Planning lifecycle activities for safety instrumented systems

Modern industrial safety instrumented systems are often required to be designed in accordance with IEC 61508 or IEC 61511. These standards about functional safety take a lifecycle view on the safety instrumented system. Most people associate this with SIL – or safety integrity levels, which is an important concept in these standards. Many newcomers to functional safety focus only on quantitative measures of reliability and do not engage with the lifecycle process. This leads to poorer designs than necessary, and compliance with requirements from these standards is not possible without taking the whole lifecycle into account.

A good way to look at a safety instrumented system, is to define phases of the lifecycle, and then assign activities for managing the safety instrumented system throughout these phases. Based on IEC 61511 we can define these phases as:

  • Design
  • Construction
  • Commissioning
  • Operation and maintenance
  • Decomissioning

In other words – we need to manage the safety instrumented system from conception to grave – in line with asset management thinking in general. For each these phases there will typically be various activities related to the safety instrumented system that we will need to focus on. For example, in the design phase we need to focus on identifying the necessary risk reduction, performing risk analysis and determining necessary SILs for the different safety instrumented functions making up the system. A key document emerging from this phase is the “Safety Requirement Specification”. Typically, in the same phase one would start to map out vendors and put out requests for offers on equipment to buy. A guideline for vendors on what type of documentation they should provide would also be good to prepare in this early phase. The Norwegian oil and gas association has made a very nice guideline (Guideline No. 070) for application of functional safety in the oil industry; this guideline contains a very good description of what type of documentation would need to be collected. This is a good starting point.

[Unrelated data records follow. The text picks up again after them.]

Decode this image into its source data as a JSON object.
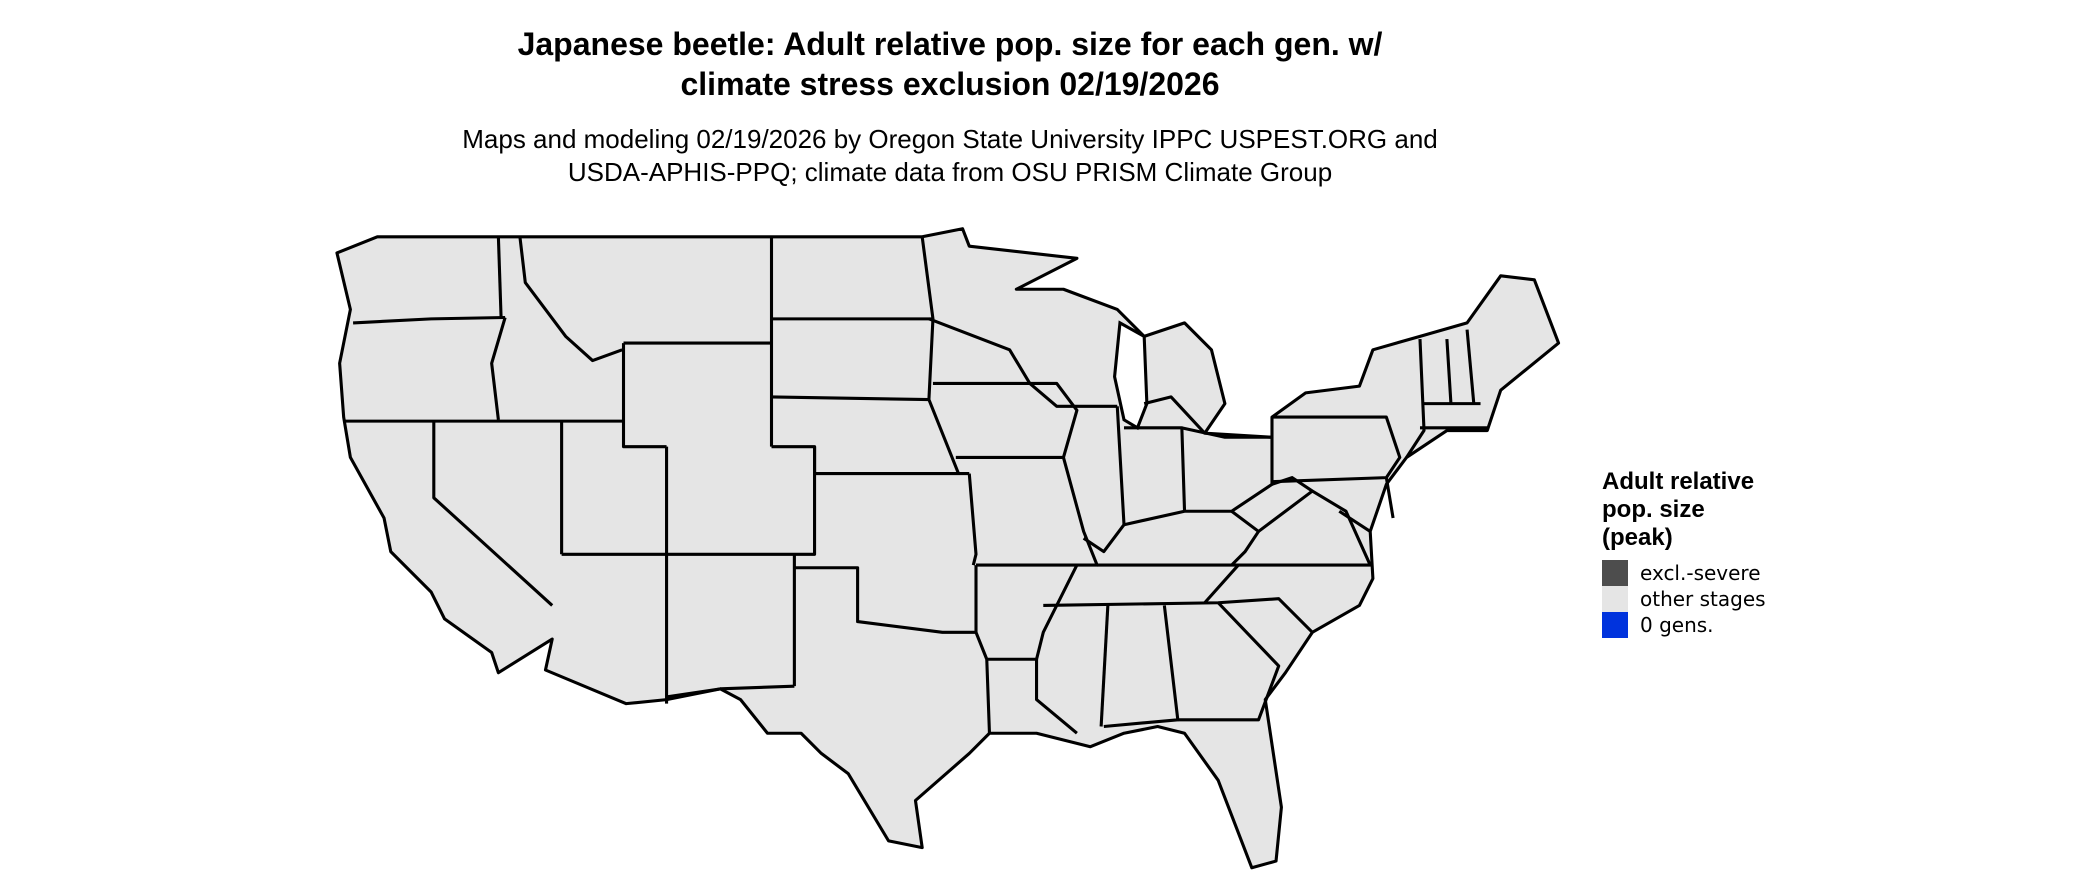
{
  "title": {
    "line1": "Japanese beetle: Adult relative pop. size for each gen. w/",
    "line2": "climate stress exclusion 02/19/2026"
  },
  "subtitle": {
    "line1": "Maps and modeling 02/19/2026 by Oregon State University IPPC USPEST.ORG and",
    "line2": "USDA-APHIS-PPQ; climate data from OSU PRISM Climate Group"
  },
  "legend": {
    "title_line1": "Adult relative",
    "title_line2": "pop. size",
    "title_line3": "(peak)",
    "items": [
      {
        "label": "excl.-severe",
        "color": "#4d4d4d"
      },
      {
        "label": "other stages",
        "color": "#e5e5e5"
      },
      {
        "label": "0 gens.",
        "color": "#0033dd"
      }
    ]
  },
  "chart_data": {
    "type": "map",
    "region": "contiguous United States, state boundaries",
    "fill_category": "other stages",
    "land_color": "#e5e5e5",
    "border_color": "#000000"
  }
}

Also part of design, and typically lasting into the construction phase as well, we would find activities such as compliance assessment (it is necessary to check whether the requirements in the SRS are actually fulfilled, based on documentation form eqipment vendors and system integrators). In addition, at this point it is necessary to complete a Functional Safey Assessment (FSA), a third-party review in the form of an audit to check that the work has been done the way the standards require us to.

Part of the plan should be on how to commission the safety instrumented system. When are the different functions tested, what type of verifications are we doing on the programming of actions based on inputs? Who is responsibel for this? All of this should be planned out from the start.

Further, when the system is taken into operation, the complete asset (including the SIS) is delivered to the company that is going to operate it. The owner is then responsible for maintenance of the system, for proof testing and ensuring that all barrier elements necessary for the system to work are in place. These type of activities should be planned as well.

Finally, the end-of-life for the asset should be managed. How to actually manage that should be part of the plan – taking the system out of service as a whole or only in parts shoudl still be done while maintaining the right level of safety for people, environment and other assets that may be harmed if an accident should occur.

Finally, there are a number of aspects that should be included in a plan for managing functional safety, that span over all these lifecycle phases. These are things like competence management of people involved in working with the SIS in the different lifecycles, how to deal with changes of the system or the environment the system is operating in, who is responsible for what and how to communicate across company interfaces – this list is not exhaustive. Consult the standards for looking at the details.

If all organizations involved in functional safety design would plan out their acitivites in a good way fewer changes would occur towards the end of large engineering projects, better quality would be obtained at a lower cost. And this, is a low-hanging fruit that we all should grab.